Page MenuHomePhabricator

Update Topic Datasets for Pageviews & Edits
Open, MediumPublic

Description

In T281922, our goal was to build prototypes of topic datasets to address some specific use cases for content data. Based on feedback and interest after Connie & Jennifer shared the dataset prototypes in the Product People Managers meeting, we want to continue updating the datasets for further exploration.

  • Update datasets monthly, as needed
  • Identify & document dependencies & process for updates
  • Decide on next steps for updates or automation

Event Timeline

kzimmerman updated the task description. (Show Details)
kzimmerman removed a project: Epic.
ldelench_wmf triaged this task as Medium priority.
ldelench_wmf moved this task from Triage to Current Quarter on the Product-Analytics board.

Documenting the process etc. from Research's side for updating the topic datasets:

  • Current update process (~1 hour my time; ~24 hours start-to-finish):
    • Jupyter Notebook (stat1007) that has a data pipeline for gathering all of the current pages and their outlinks (what the model uses for making predictions). That data (~8GB) is then exported to HDFS and moved to the stat machine for further processing. This takes just a few minutes of my time to update to the new snapshots and run, but requires ~1 hour to complete.
    • [Optional] Jupyter Notebook (stat1007) for splitting the data into training/val/test sets, gathering labels, and retraining the model. I do this less frequently (~ once per year) because the groundtruth data is pretty stable/extensive, the model architecture is pretty resilient to hyperparameter choices, and the underlying vocabulary doesn't shift that much so I don't find any large benefits to retraining more frequently. When retraining, this is again not much of my time but does take a few hours of compute to finish.
    • Jupyter Notebook (stat1007) that applies a trained model to the data to get predictions for all articles. Very little of my time but this is the slowest part -- maybe 6 hours to complete.
    • Jupyter Notebook (stat1007) that takes the model predictions and uploads them to Hive for ease of use. Pretty quick -- a few minutes of my time and maybe 20 minutes to complete.
  • Thoughts on automating:
    • I put a bunch of details about the model in this phab comment: T287527#7247069
    • I'd let ML Platform indicate what they think is best but hopefully the Jupyter Notebooks (or code within them) could be incorporated easily into their infrastructure at some point. See T287056 for more details.
    • Airflow for scheduling + papermill for running the notebooks might also be an option.
    • On top of having the data available on a regular schedule, there'd be some other changes that I think should be made:
      • Improved monitoring: throughout the process I have some basic descriptive statistics to make sure coverage hasn't shifted dramatically between runs and that results seem reasonable. In an automated pipeline, this should be incorporated more heavily (ensuring precison/recall remain high). Especially if the model is retrained more frequently, which wouldn't be a bad process.
      • Retrain model more consistently: to keep things simple, I generally only retrain the model about once a year. Presumably an automated pipeline would do this more frequently or at least on a regular cadence.
      • Better structure to data: I've just been creating a new table each time I do this with the snapshot in the tablename so it's clear where the data came from. Presumably it'd be much easier for end-users to have a static tablename that just is updated with new snapshots and retains the previous e.g., six snapshots akin to how many Hive tables function.

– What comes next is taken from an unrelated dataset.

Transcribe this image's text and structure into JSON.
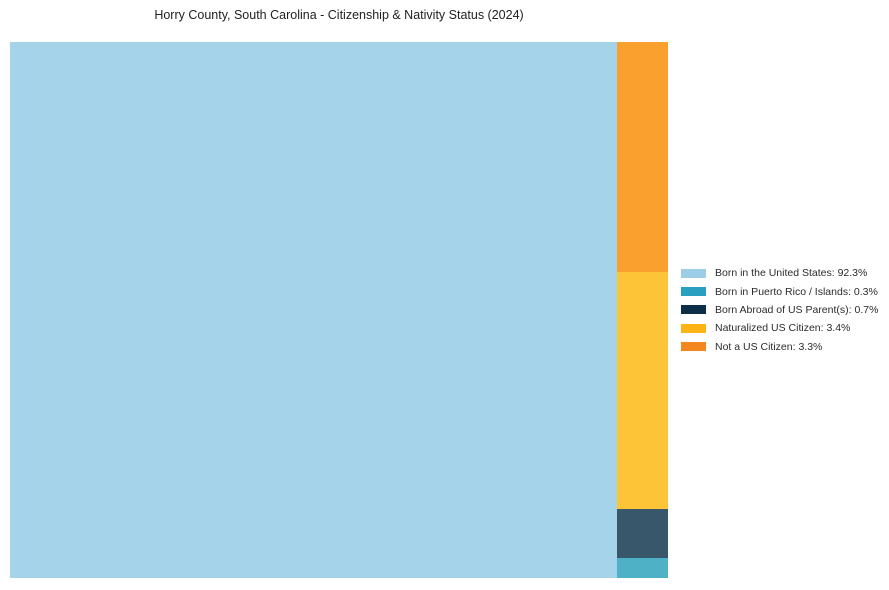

Moving this to the backlog, as we have not been able to prioritize engineering work on the topic dataset.

@kzimmerman: Per emails from Sep18 and Oct20 and https://www.mediawiki.org/wiki/Bug_management/Assignee_cleanup , I am resetting the assignee of this task because there has not been progress lately (please correct me if I am wrong!). Resetting the assignee avoids the impression that somebody is already working on this task. It also allows others to potentially work towards fixing this task. Please claim this task again when you plan to work on it (via Add Action...Assign / Claim in the dropdown menu) - it would be welcome. Thanks for your understanding!